With the latter above being a popular open-source engine for handling large-scale data processing and analytics, it’s become a major part of HDInsight. Regardless, it’s ready for an update.
Microsoft recently announced they’re going to update HDInsight with an upcoming 3.6. While doing so, Microsoft plans to gain feedback on their new Apache Spark 2.1.
Thanks to being open-source, Microsoft invites you to try out the new features to see if you’ll want the update.
What HDInsight Already Provides for Government Organizations
Those of you new to HDInsight should know it allows you to create a big data analysis cluster in mere minutes. You can do this without any upfront costs, something helping you immensely if on a limited budget.
For governmental offices like yours, HDInsight’s use of Spark is effective for creating real-time data. Streaming and processing data in this manner is quite easy with Apache Spark, as well as Kafka and Storm.
Using machine learning is possible as well through Spark, plus R Server. Even being able to build applications for more personalized client experiences is possible.
Now with Spark 2.1 being available, how easy is it to start using? The good news is it has a lot of great new improvements your development team are going to love.
Getting Started With the New Preview
It’s simple to start using the new HDInsight and Spark 2.1. Just go to your Azure portal and create an HDInsight service. Going into the portal, you’ll see a list of featured apps with the above service at the top.
Once you select this, the program asks you the Spark cluster type you want. Merely select 2.1 from a drop-down menu.
After creating your cluster, you’ll have access to some useful tools, including Jupyter Notebook, a popular open-source web application. This allows you to create and share documents with live code. You can even add equations, visualizations, and text.
With this alone you can do data cleaning, statistical modeling, or machine learning as just a few features.
Structured Streaming in Spark Update
Some of the greatest new features in Spark include improved structured streaming, and using Apache Kafka when doing the streaming. You’ll find some details about this on the official Apache Spark page.

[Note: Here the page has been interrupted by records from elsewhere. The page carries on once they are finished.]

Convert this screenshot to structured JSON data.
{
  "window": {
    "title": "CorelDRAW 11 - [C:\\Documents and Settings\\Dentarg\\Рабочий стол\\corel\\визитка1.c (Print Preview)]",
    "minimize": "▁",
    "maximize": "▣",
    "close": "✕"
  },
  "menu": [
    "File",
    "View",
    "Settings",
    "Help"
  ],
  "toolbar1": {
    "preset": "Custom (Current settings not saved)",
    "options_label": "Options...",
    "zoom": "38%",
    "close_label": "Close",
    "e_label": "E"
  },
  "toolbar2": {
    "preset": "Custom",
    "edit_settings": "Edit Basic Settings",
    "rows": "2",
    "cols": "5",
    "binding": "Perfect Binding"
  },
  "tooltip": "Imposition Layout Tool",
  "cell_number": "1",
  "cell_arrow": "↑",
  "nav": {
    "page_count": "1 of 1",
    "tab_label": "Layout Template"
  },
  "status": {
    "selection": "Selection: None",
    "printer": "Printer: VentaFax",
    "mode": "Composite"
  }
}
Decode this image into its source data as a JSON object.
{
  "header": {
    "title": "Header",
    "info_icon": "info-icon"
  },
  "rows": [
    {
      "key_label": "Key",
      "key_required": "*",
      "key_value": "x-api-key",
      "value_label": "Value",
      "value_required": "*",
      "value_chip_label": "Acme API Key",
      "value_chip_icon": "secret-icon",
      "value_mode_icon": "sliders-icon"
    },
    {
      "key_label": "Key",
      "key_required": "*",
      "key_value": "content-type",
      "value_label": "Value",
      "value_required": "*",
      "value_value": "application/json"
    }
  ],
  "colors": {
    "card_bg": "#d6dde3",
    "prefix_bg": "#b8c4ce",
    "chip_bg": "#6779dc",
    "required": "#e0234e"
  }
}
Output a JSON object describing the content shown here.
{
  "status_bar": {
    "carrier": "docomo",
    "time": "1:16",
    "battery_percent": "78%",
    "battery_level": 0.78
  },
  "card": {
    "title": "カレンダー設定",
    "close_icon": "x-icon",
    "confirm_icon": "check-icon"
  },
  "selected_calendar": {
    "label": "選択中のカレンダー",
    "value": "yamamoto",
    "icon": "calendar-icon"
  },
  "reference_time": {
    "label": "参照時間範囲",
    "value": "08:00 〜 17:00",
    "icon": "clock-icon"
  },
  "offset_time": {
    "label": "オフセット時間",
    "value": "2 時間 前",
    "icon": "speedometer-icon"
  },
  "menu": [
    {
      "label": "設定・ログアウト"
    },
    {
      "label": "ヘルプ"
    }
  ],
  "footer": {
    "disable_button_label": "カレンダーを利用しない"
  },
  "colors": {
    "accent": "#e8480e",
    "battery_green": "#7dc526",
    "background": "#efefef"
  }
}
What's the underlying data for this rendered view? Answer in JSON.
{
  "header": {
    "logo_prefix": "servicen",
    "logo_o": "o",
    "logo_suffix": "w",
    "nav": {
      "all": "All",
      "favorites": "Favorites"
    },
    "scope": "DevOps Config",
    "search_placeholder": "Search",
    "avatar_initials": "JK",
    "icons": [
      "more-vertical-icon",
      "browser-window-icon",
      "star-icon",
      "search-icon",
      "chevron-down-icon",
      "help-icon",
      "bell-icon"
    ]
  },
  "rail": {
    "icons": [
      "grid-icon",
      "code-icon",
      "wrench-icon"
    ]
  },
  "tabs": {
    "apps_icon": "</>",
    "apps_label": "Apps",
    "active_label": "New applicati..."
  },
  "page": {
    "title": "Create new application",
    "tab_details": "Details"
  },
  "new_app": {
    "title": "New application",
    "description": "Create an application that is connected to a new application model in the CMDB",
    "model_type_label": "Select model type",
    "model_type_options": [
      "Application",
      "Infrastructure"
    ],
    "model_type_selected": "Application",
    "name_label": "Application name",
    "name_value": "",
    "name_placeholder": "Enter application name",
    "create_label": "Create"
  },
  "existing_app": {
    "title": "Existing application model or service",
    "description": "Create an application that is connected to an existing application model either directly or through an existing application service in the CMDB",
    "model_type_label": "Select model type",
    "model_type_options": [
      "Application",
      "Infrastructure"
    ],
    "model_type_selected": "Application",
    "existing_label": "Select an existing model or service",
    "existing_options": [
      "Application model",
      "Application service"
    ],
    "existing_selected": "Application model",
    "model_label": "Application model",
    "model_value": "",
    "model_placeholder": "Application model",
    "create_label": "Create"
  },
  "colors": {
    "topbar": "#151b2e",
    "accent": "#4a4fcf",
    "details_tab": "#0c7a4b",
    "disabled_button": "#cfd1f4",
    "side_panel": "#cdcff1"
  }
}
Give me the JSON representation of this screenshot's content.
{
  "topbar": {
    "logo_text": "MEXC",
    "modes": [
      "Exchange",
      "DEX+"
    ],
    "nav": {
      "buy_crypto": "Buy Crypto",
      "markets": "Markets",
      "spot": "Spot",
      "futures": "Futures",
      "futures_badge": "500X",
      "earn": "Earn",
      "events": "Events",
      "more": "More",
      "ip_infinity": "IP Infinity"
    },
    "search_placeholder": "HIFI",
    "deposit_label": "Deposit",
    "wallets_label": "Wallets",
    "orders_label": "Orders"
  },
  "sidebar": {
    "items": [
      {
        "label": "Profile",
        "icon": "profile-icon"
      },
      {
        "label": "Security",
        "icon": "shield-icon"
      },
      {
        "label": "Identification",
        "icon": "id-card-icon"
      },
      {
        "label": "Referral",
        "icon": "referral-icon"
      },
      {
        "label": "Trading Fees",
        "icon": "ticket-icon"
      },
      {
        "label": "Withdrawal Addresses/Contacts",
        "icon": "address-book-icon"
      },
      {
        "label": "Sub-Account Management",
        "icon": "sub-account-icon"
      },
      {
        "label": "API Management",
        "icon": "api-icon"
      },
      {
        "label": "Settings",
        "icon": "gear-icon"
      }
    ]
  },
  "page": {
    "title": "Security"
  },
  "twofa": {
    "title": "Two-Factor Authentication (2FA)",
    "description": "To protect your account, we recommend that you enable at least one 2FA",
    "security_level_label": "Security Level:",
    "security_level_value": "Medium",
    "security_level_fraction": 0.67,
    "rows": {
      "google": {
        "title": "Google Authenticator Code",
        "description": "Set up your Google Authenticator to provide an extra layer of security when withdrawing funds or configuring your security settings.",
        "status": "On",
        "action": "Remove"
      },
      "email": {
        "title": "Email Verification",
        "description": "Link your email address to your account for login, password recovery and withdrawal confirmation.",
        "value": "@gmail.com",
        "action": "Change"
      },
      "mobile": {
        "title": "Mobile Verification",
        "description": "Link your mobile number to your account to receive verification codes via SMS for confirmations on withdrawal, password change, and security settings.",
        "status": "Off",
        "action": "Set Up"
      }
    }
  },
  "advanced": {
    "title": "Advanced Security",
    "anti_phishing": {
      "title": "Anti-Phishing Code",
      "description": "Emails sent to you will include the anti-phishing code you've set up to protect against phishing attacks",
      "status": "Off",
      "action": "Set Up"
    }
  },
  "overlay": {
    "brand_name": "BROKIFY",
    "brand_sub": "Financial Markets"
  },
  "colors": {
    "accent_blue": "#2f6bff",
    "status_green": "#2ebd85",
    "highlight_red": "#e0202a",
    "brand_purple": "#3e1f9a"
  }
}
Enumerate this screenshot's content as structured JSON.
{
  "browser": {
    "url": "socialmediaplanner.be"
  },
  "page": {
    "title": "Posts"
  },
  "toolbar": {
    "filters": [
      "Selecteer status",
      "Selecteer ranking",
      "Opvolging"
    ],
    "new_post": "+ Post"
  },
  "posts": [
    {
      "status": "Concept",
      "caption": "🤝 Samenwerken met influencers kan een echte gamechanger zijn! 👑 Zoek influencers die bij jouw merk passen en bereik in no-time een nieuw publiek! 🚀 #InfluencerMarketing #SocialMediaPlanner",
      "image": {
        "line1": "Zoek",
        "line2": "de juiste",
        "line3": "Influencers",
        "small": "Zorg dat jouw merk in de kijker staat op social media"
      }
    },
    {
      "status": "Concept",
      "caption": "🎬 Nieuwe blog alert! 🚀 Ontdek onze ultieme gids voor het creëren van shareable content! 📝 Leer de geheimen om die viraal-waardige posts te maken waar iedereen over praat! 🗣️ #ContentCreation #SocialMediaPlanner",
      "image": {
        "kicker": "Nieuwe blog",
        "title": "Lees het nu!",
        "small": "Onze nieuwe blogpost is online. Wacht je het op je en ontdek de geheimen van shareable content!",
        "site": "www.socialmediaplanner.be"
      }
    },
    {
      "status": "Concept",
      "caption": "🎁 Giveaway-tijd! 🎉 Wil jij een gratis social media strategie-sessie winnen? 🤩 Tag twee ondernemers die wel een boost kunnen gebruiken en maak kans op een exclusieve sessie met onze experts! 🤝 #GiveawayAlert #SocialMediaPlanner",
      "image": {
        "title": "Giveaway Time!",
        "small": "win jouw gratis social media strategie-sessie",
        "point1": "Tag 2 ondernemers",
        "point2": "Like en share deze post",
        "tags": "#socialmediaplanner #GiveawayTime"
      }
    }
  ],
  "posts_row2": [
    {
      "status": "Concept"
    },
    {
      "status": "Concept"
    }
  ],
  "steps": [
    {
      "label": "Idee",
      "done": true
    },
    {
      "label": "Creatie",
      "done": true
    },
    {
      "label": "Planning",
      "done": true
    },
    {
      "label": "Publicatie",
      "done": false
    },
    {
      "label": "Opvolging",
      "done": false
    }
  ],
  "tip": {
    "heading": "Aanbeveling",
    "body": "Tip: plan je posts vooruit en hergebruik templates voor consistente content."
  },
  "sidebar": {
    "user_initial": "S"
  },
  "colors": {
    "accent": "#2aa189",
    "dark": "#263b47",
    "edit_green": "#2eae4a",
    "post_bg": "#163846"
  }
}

You’ll notice various improvements, including Spark SQL. With structured streaming being the centerpiece, you’ll notice the Kafka 0.10 support, complete with an integration guide from Microsoft.
Other improved details related to structured streaming include better metrics, a stable format for offset logs, and observed delay-based event time watermarks.
You can support all file formats in this edition as well for more stability.
Other Details on the Spark Update
Keep an eye out for Spark’s machine learning capabilities, something that’s extremely scalable and easy to use. The Spark site provides a library showing the useful features it brings to your developers. For instance, they’ll be able to use common learning algorithms for a variety of application development situations.
Machine learning also provides featurization, machine learning pipelines, persistence, and numerous utilities.
The update additionally offers SparkR (a lightweight front-end), giving you extra machine learning support for algorithms. It provides new machine learning algorithms like LDA and Gaussian Mixture Models as just a couple.
A couple of known bugs in the previous edition of Spark are getting addressed in 2.1, assuring more stability you expect from Microsoft’s Azure platform.